Maybe it’s just apocalypse sex — supposedly the world is ending on Saturday.

M. has had throat cancer, I’m now pretty sure I’m the first person he’s had sex with since treatment. He is sterile, so no pregnancy worries, but I still should be better about this. Saw him again last night, slept over at the studio again — he’s too tall for my queen size bed, seemed easier to go to his man cave.

I am seeing J2. with a friend tonight. After that, I think I need to take a few days off and sort things through. I can’t keep seeing M. unless I am going to respect his feelings and presumably that means not sleeping around. I can’t keep having unprotected sex with multiple partners.

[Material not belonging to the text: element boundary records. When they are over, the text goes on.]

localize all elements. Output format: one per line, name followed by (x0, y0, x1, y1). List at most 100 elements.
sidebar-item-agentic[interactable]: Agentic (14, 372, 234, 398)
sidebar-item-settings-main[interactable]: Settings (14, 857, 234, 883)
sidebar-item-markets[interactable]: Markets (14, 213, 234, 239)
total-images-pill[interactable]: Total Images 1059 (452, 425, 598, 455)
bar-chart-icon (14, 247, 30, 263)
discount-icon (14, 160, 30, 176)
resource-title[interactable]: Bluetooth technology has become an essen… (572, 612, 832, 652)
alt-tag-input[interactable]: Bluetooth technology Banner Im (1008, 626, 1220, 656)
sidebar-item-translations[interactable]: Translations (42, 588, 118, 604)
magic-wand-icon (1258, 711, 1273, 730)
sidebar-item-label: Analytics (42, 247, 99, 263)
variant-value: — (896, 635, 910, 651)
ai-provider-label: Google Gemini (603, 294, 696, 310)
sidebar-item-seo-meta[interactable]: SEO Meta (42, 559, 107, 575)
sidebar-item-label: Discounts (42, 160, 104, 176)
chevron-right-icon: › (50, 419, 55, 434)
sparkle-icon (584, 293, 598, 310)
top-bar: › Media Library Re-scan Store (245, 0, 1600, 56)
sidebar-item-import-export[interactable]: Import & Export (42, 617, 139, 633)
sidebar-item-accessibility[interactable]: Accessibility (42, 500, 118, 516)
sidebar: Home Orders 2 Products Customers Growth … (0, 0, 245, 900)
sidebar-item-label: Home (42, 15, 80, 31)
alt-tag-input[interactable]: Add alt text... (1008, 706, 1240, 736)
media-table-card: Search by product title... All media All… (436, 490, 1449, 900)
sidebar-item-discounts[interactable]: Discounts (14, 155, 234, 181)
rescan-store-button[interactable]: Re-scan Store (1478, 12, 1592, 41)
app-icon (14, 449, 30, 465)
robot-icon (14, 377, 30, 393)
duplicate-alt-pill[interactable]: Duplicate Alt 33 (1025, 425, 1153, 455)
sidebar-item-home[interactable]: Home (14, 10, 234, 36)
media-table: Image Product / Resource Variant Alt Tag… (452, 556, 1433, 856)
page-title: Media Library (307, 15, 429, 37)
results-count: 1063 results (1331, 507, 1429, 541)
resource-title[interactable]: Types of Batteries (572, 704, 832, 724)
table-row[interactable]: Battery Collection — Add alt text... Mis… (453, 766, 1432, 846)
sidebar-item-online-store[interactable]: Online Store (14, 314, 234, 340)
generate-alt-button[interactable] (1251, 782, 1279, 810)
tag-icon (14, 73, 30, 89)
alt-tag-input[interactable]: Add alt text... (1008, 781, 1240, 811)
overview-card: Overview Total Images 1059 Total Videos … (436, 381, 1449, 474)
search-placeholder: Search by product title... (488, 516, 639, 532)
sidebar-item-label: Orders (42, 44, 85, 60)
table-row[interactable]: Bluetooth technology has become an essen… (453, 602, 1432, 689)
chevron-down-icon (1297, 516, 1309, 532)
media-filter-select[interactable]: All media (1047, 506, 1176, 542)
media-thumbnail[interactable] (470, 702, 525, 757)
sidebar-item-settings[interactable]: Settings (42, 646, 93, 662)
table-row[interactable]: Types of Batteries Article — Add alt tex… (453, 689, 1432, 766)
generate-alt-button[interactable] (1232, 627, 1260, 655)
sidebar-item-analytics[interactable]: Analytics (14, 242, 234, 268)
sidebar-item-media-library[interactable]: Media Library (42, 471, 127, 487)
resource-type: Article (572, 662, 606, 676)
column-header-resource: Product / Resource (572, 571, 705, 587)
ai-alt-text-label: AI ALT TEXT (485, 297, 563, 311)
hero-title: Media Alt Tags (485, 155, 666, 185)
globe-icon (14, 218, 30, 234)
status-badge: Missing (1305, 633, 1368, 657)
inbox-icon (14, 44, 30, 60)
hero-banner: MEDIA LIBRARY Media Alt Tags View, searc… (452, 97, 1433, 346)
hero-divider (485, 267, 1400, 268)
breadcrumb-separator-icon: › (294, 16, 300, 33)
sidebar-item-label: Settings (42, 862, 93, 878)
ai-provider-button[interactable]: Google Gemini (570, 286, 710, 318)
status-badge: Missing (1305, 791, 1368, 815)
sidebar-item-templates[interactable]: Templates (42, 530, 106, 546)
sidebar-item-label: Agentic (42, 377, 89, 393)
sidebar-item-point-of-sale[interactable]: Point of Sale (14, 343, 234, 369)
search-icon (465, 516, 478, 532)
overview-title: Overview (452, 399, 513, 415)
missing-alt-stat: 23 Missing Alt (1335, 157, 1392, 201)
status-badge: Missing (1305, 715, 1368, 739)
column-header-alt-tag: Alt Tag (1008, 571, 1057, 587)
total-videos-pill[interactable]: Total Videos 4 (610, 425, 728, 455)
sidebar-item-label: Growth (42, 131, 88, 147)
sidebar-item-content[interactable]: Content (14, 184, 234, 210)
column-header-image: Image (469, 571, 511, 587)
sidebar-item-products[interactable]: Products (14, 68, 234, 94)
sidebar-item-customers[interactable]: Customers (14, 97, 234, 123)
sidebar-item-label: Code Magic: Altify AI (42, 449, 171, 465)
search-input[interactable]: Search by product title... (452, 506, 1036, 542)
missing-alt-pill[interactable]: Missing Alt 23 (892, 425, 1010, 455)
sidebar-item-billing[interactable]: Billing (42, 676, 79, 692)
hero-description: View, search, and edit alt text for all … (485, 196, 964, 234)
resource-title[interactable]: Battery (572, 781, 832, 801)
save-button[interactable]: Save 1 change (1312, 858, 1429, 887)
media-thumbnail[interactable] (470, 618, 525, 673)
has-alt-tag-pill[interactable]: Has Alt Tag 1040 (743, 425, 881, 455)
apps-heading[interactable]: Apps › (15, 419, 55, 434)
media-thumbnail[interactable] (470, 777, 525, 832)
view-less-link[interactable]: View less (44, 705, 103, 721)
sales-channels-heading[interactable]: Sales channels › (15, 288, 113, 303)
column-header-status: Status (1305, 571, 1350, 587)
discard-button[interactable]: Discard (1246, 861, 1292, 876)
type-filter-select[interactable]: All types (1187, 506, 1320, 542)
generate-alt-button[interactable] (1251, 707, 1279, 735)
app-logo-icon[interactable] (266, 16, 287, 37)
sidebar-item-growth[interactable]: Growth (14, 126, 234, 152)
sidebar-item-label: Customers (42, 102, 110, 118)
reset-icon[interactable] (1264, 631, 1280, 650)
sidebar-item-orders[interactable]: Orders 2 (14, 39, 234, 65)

I need to figure out what I want.

Lovely boy

Went to an executive dinner and was seated next to this lovely boy, too young of course, but super smart, had already sold a company and started another, was raised by ballet dancers and has a grace that makes you wonder at first if he’s gay. Dear readers, he is not gay. After too much wine and champagne and banal conversation, we skipped out and came downtown for a drink on our own. I took him to my local, where he progressively touched and kissed until we had to leave. Sweet boy, slim but not athletic, wanted me to tell him how much I wanted him to fuck me while he was fucking me. Not my thing but I tried my best. After, he kept telling me how cute I was. I am 100% positive he does not know how old I am. Ok and I will shamefully admit this: again, no condom. What is wrong with me this week?

Bachelor #3

Tex and I met in, well, Texas, through our mutual friend C., though he lives here, partly in Brooklyn at his music studio and part out at Montauk. Had an “is this a date or not” date a couple of weeks ago. Followed up with a second and in case there was any doubt, got a big kiss upon arrival. Ok then. Hung out at the bar, ate my 7th, 8th and 9th oysters of my life (not as good as the first ones though), drank bourbon, went back to the studio to walk his dog. Nice sex, I had drank too much for an orgasm, but nice nevertheless. Surprised me by fucking me without a condom, though. I am normally 100% safe but I didn’t object, didn’t even ask about it. I’m sure that’s why I feel odd about the whole thing now. Well, that plus: this isn’t just a sexual relationship. This is a man who wants more and is probably not going to be okay with me fucking half of NYC.

last ‘fuck’ post of the night

I’m just tired of it.

fuck

I last saw G. on April 11. It’s a month later.

hungry

I just spent $500 on a friend’s book launch party at another friend’s restaurant and I couldn’t eat a thing. I’m home after being cold & tired & hungry, and there’s nothing available for delivery that I want to eat. At least my shoes are off and I’m warm.

I’m going to forage in my kitchen and go to bed.

Fuck I hate May. Who the fuck gets seasonal affective disorder in the spring?

recap

Still seeing G. and J2. Had a thing with J and a new girl J – not so great, her first time, I felt a bit left out. J2 still on the verge of getting too clingy. G. still kind of distant. Nothing new on the horizon, and I’m starting to wish for something more substantial.

Still mad at ex-boy, maybe more than ever. I’m over the relationship part but pissed that he can’t man up and stay friends (the new girl doesn’t want him to). Wish he’d grow up or grow a pair.

May now. Much sunshine and parties ahead but the 22nd is imminent and never far from my thoughts this time of year. Trying to take care of too many people who don’t know that I go home and cry myself to sleep whenever I get a chance.

24 years, you’d think it’d get easier.